Create a data mining plan for March/April, 2020
apoorv74 opened this issue · comments
Apoorv Anand commented
Requirements: Fetch data for cases registered under 66A cases eCourts
Geographies
- Uttar Pradesh
- Telangana
- Rajasthan
- Maharashtra
- Assam
- Andhra Pradesh
- Jharkhand
Time Period: 01/01/2008 - 01/03/2020
Process
- Identify a state for developing a methodology for case data collection
- This will help us finalise the processes that includes mining, verification and data-validations and then scale this to other geographies
- This will also help us come-up with better time estimates for the whole data collection exercise
- We have selected Jharkhand as the pilot state for this purpose
- Fetch all cases registered under The Information Technology Act, 2000.

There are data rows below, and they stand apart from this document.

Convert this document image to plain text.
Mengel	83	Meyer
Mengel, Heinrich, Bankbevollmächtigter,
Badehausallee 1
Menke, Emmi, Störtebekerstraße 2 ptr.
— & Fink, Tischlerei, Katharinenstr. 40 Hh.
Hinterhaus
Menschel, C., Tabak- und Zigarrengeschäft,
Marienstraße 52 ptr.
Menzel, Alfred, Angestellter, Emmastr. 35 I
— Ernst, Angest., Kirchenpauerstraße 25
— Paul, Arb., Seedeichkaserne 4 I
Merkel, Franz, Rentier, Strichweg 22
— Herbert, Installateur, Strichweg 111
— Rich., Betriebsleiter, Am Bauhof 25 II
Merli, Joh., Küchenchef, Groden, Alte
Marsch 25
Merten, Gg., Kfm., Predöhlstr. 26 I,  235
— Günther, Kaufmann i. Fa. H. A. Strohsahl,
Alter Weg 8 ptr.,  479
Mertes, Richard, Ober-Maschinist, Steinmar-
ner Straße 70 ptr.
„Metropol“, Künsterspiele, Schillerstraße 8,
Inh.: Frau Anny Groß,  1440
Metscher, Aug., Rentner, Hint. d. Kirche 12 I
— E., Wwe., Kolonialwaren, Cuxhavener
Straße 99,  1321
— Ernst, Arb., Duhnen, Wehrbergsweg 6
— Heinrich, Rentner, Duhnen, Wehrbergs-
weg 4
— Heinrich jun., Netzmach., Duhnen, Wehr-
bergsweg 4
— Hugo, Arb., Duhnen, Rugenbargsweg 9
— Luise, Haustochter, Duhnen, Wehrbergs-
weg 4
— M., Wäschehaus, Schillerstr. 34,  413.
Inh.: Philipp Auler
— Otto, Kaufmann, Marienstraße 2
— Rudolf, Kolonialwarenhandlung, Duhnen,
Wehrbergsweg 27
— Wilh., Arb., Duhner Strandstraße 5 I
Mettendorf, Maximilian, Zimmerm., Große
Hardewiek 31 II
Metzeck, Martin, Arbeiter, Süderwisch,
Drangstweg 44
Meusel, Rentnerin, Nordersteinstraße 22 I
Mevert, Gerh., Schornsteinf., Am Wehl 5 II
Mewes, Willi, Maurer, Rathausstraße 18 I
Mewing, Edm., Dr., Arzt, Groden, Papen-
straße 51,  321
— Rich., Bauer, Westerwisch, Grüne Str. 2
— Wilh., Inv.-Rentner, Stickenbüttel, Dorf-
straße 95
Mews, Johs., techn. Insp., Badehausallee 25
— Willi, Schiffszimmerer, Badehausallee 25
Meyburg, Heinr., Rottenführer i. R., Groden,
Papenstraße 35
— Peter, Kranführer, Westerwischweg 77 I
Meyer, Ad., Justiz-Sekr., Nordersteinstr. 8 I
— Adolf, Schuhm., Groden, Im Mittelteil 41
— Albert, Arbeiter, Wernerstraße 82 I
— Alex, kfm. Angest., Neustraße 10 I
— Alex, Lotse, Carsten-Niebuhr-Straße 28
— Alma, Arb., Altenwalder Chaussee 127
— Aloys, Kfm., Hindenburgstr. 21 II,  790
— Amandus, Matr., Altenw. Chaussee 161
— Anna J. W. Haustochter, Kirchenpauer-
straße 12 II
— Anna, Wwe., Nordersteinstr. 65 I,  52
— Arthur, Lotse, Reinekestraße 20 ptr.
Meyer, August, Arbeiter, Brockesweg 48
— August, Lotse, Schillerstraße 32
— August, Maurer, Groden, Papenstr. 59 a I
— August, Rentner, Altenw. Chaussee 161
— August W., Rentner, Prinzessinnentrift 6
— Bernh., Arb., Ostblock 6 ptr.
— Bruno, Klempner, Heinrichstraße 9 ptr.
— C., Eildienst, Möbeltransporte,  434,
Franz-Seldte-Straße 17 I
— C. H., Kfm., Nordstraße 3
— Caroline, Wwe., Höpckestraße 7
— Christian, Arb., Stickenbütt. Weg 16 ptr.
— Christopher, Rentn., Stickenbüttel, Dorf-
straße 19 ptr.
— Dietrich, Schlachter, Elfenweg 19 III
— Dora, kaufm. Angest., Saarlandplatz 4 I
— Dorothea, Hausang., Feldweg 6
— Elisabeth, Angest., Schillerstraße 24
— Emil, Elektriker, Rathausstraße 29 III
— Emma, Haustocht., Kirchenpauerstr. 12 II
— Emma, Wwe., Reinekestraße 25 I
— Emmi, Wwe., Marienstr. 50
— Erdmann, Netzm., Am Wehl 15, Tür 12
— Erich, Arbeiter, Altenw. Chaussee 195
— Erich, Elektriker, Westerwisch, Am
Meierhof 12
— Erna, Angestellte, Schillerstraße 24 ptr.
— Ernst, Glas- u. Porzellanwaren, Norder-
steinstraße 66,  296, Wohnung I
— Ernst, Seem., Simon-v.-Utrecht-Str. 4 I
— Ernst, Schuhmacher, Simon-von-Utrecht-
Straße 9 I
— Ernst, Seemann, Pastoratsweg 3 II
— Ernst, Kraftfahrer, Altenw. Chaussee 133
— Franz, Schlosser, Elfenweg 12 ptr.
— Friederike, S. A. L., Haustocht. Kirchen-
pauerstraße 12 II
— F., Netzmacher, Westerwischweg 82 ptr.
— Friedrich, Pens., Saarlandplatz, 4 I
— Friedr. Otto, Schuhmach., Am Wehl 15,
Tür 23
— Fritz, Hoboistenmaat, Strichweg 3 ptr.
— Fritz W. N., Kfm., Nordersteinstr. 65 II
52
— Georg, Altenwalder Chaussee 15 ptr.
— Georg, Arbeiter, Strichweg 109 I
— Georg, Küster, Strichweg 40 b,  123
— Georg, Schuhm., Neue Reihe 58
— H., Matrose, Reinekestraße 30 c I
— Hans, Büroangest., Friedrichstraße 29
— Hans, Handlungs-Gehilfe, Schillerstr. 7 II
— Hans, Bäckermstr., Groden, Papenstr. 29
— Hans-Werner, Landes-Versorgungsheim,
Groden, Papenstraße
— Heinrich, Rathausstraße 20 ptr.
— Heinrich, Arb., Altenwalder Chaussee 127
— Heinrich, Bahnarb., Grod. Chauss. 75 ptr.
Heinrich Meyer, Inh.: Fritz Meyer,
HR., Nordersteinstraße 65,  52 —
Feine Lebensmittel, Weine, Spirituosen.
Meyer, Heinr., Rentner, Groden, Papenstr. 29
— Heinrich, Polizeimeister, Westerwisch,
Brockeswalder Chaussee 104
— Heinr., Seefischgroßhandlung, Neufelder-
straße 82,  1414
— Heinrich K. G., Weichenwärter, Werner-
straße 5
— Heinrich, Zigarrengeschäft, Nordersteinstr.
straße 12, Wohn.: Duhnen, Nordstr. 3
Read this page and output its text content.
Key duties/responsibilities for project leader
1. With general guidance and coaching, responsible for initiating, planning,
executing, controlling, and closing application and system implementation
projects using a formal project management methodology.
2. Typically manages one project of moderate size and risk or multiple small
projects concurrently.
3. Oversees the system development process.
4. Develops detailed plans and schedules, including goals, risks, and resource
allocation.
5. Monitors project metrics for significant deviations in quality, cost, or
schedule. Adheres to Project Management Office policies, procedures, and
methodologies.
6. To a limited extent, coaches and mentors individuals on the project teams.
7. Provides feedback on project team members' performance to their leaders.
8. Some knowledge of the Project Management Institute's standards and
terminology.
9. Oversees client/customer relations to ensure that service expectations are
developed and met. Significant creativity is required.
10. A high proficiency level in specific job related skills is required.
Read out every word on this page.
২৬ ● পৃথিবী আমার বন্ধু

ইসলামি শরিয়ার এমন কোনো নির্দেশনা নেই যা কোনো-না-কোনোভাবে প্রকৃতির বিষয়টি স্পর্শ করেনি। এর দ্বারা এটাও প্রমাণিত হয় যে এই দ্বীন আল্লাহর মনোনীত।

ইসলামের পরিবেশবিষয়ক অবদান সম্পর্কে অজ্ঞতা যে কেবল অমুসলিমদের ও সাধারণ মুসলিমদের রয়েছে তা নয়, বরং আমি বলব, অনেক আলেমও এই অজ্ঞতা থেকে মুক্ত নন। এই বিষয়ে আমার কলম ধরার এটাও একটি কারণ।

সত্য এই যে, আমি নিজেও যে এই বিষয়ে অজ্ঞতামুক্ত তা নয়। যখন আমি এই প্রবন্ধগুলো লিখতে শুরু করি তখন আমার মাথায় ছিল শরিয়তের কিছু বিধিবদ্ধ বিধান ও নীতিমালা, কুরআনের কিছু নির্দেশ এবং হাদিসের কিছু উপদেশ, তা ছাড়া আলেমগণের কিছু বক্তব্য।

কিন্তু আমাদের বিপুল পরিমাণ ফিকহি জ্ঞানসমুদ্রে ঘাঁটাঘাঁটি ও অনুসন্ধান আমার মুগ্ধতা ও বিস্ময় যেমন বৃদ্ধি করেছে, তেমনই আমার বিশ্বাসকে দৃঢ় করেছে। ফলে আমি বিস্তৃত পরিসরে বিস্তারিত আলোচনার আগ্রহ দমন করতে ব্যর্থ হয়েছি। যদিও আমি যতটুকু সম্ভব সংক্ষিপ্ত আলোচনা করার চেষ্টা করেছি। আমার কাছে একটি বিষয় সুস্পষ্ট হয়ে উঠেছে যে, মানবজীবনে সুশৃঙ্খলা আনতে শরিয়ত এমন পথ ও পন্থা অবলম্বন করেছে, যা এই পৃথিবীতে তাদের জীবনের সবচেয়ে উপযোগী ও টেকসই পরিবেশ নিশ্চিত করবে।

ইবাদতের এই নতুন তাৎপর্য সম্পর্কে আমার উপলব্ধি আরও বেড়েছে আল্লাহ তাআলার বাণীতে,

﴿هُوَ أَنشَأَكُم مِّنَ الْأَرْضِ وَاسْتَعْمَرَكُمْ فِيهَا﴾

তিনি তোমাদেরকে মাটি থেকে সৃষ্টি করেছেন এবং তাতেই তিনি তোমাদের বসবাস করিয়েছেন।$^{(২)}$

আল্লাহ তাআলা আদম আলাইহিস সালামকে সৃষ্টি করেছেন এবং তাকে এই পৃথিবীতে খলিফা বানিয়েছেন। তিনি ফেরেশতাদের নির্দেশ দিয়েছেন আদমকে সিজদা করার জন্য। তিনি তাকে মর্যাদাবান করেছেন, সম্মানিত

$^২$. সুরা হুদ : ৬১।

- This will ensure that we don't loose 66A cases that are incorrectly tagged
- Collect patterns of the way IT act is recognised in all the district court establishments of a state
- Collect only meta-data of cases available (without any PDF's - Orders/Judgements) from eCourts
- A concern raised by IFF was we might miss on a few 66A cases that are not available directly under the IT act, but other acts and sections. IFF will do a preliminary analysis on this, before we include other acts in for fetching case records
- Filter out 66A cases from this set of cases
- This is more of a regular expression matching exercise, where we find patterns of 66A mentioned as part of the case
- Setup a data-validation and verification pipeline to verify if the cases are correctly tagged as 66A
- Model data as per the research requirements